Weed Habit: What would these weeds say of the city if they could talk? for NYRA
I love NYRA. Smart, sassy, illustrated with rats. And most importantly, a co-operative. And, I got to write about weeds (read more here). Or just read on a bit….Reviewing Kwan Queenie Li’s Weeds: A Germinating Theory I write:
What would these weeds say of the city if they could talk? Could this murmuring become deeper and weirder, an anarchic language that could be a vegetal speech? Plants and their chemicals talking, fomenting together against private property and for no centralized government? Li’s may be a germinating theory, but I want theory to germinate more in a Jeff VanderMeer kind of way, written in green, gleaming moss.
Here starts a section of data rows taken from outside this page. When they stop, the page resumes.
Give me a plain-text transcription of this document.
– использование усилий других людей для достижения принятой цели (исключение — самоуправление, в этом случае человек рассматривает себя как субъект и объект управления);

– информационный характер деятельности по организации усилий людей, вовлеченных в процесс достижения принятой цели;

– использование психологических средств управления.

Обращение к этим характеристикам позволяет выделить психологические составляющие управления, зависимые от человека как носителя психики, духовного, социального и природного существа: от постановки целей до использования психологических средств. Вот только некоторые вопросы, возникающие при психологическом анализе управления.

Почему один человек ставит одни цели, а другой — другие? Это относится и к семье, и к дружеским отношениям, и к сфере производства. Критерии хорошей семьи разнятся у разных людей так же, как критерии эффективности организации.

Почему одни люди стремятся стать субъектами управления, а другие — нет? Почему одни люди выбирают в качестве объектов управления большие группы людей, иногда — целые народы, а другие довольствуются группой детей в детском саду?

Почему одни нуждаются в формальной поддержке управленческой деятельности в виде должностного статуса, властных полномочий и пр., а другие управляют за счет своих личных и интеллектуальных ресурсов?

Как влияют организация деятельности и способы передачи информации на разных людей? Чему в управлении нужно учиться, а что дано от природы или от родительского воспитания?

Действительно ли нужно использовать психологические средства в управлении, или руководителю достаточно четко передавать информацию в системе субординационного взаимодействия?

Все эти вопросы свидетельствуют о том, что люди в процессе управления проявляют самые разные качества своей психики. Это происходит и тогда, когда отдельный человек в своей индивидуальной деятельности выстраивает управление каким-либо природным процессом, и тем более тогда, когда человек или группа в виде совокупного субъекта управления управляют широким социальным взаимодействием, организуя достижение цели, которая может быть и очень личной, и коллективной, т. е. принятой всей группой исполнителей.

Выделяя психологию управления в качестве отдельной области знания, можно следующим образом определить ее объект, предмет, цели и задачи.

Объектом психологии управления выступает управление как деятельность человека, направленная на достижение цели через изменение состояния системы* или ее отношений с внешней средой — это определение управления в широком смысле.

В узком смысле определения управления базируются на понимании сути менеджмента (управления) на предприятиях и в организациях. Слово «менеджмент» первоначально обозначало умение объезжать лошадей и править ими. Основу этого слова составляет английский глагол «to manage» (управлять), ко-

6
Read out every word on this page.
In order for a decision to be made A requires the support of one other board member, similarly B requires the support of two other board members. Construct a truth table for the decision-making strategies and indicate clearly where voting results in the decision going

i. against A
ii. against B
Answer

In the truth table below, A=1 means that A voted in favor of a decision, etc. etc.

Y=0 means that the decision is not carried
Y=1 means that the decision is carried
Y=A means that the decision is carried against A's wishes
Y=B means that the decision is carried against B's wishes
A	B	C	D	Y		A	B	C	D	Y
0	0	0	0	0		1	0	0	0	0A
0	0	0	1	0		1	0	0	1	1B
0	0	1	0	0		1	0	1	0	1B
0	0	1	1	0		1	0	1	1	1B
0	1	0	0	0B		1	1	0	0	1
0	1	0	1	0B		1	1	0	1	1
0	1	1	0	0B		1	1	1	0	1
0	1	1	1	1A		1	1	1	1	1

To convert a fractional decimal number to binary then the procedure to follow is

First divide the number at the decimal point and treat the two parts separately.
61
Maybe it would unhinge how we use theory itself, as if the weeds could compost the theory and come up with a new language of cities. Because to see so deeply, to examine the cracks and fissures that weeds draw our attention to, is to reach a place of madness where language fails. Describing every vein and lobe on a leaf is impossible. To try opens a hole we can never fill, not with language, at least. Like the common ivy I stare at, with its beautiful pinkish veining climbing a fence on the street. I wish I had enough words. I start and stop a sentence, simply write one word: peach. Cross it out. Then blush, then arm and hand.